Brasil
Polícias precisam atuar juntas para combater facções, diz promotor do caso PCC
A ausência de colaboração entre as várias forças de segurança no Brasil é um dos obstáculos maiores no combate ao narcotráfico organizado em facções, avalia Lincoln Gakiya, um dos principais promotores de São Paulo (SP) que investiga o Primeiro Comando da Capital (PCC).
“É necessário, de algum modo, algo que eu ainda não presenciei em meus 34 anos como promotor, uma maneira para que essas forças trabalhem de forma coordenada, integrada, cooperativa e com sinergia. Atualmente, infelizmente, o que percebo são rivalidades institucionais entre as polícias e o Ministério Público [MP]”, explicou.
Lincoln Gakiya falou na terça-feira (25) durante uma sessão da Comissão Parlamentar de Inquérito (CPI) sobre o Crime Organizado do Senado, criada após uma operação no Rio de Janeiro (RJ) que resultou em 122 pessoas assassinadas, incluindo cinco policiais.

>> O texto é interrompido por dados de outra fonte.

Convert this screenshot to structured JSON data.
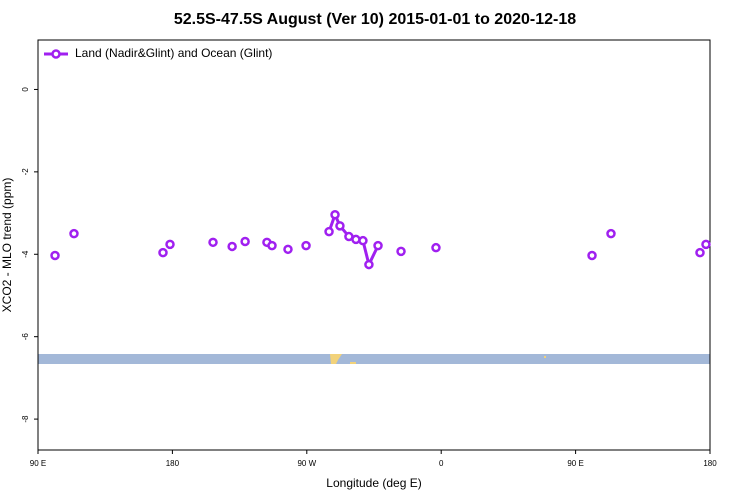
{
  "chart_data": {
    "type": "line",
    "title": "52.5S-47.5S August (Ver 10)   2015-01-01 to 2020-12-18",
    "x_label": "Longitude (deg E)",
    "y_label": "XCO2 - MLO trend (ppm)",
    "x": [
      101.4,
      null,
      114.1,
      null,
      173.7,
      null,
      178.4,
      null,
      207.2,
      null,
      220.0,
      null,
      228.7,
      null,
      243.3,
      null,
      246.7,
      null,
      257.4,
      null,
      269.5,
      null,
      284.9,
      288.9,
      292.2,
      298.2,
      302.9,
      307.6,
      311.6,
      317.7,
      null,
      333.1,
      null,
      356.5,
      null,
      461.0,
      null,
      473.7,
      null,
      533.3,
      null,
      537.3
    ],
    "series": [
      {
        "name": "Land (Nadir&Glint) and Ocean (Glint)",
        "color": "#a020f0",
        "values": [
          -4.03,
          null,
          -3.5,
          null,
          -3.96,
          null,
          -3.76,
          null,
          -3.71,
          null,
          -3.81,
          null,
          -3.69,
          null,
          -3.71,
          null,
          -3.79,
          null,
          -3.88,
          null,
          -3.79,
          null,
          -3.45,
          -3.04,
          -3.31,
          -3.57,
          -3.64,
          -3.67,
          -4.25,
          -3.79,
          null,
          -3.93,
          null,
          -3.84,
          null,
          -4.03,
          null,
          -3.5,
          null,
          -3.96,
          null,
          -3.76
        ]
      }
    ],
    "xlim": [
      90,
      540
    ],
    "xticks": [
      {
        "value": 90,
        "label": "90 E"
      },
      180,
      {
        "value": 270,
        "label": "90 W"
      },
      {
        "value": 360,
        "label": "0"
      },
      {
        "value": 450,
        "label": "90 E"
      },
      {
        "value": 540,
        "label": "180"
      }
    ],
    "ylim": [
      -8.75,
      1.2
    ],
    "yticks": [
      0,
      -2,
      -4,
      -6,
      -8
    ],
    "legend": "top-left"
  }
}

O promotor, sob ameaça de morte pelo PCC, alertou que o Brasil corre o risco de se tornar um narcoestado se medidas eficazes não forem adotadas. Destacou que as facções estão inseridas na economia formal e utilizam fintechs, jogos de apostas online e criptomoedas, setores pouco regulamentados, para lavagem de dinheiro e ocultação de bens.

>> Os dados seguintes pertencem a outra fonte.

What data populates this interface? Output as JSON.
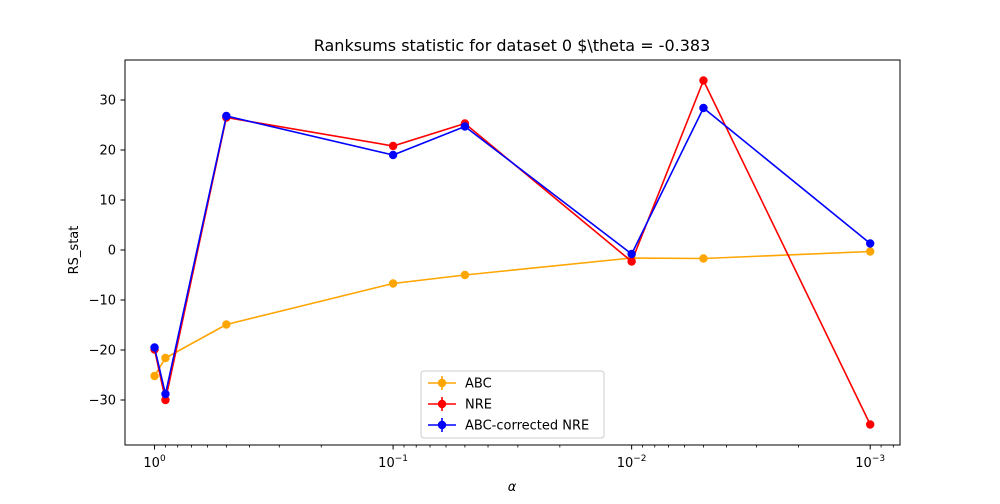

Lincoln Gakiya ressaltou que apenas aumentar as penas não resolve o problema. Ele criticou o projeto de lei Antifacção aprovado na Câmara por não distinguir claramente líderes de facções dos membros simples.
“Talvez, senadores, o problema não seja a falta de legislação, que precisa sim ser aprimorada, mas sim a total ausência de integração e cooperação entre os órgãos do Estado”, afirmou.
O promotor também comentou que a polarização política prejudica a integração das forças de segurança. “Essa polarização política que domina o país acaba atrapalhando ainda mais essa união”, disse.
Operações como a Carbono Oculto, liderada pela Polícia Federal (PF) e que desmantelou esquemas do PCC, foram possíveis por iniciativa dos servidores estaduais mais do que por uma coordenação eficiente entre instituições.
Lincoln Gakiya sugeriu a formação de uma Autoridade Nacional para combater o crime organizado que reúna representantes de todas as polícias e órgãos estaduais, o que garantiria a continuidade das políticas de segurança pública sem as disputas institucionais que existem atualmente.
O governo federal apresentou ao Congresso uma Proposta de Emenda à Constituição (PEC) da Segurança Pública que visa aprofundar essa integração, mas enfrenta resistência na Câmara.
O promotor afirmou que o Brasil caminha rapidamente para se tornar um narcoestado devido ao fortalecimento de grupos como o PCC, que está presente em todo o país e em ao menos 28 outros países.
Lincoln Gakiya destacou que a receita do PCC cresceu de cerca de R$ 10 milhões anuais, em 2010, para aproximadamente R$ 10 bilhões atualmente.
Ele também citou o domínio do PCC sobre empresas de ônibus em São Paulo, que transportam milhões mensalmente e cujo quadro societário inclui membros do grupo, alguns procurados internacionalmente pela Interpol.
O promotor apontou que o crime organizado infiltra-se em prefeituras e contratos públicos, influenciando inclusive o financiamento de campanhas.
Outra grande preocupação é a entrada das facções no sistema financeiro, principalmente por meio das fintechs, compra de criptomoedas e apostas online, usadas para lavagem de dinheiro.
“Grande parte dessas empresas de apostas são usadas para lavagem de dinheiro, muitas vezes por meio de contratos com influenciadores digitais que acumulam fortuna rapidamente”, explicou.
Lincoln Gakiya lembrou que a fiscalização das fintechs é incipiente, o que facilita essas práticas ilícitas.
Quanto ao PL Antifacção, o promotor salientou que ele precisa distinguir melhor as organizações criminosas menores das mais estruturadas, que se assemelham a máfias e requerem medidas processuais mais rigorosas, como ocorre na Itália.
Além disso, criticou a mudança que retirou dos tribunais populares a competência para julgar homicídios cometidos por membros de facções, por receio de pressões externas, lembrando que juízes também sofrem esse tipo de influência.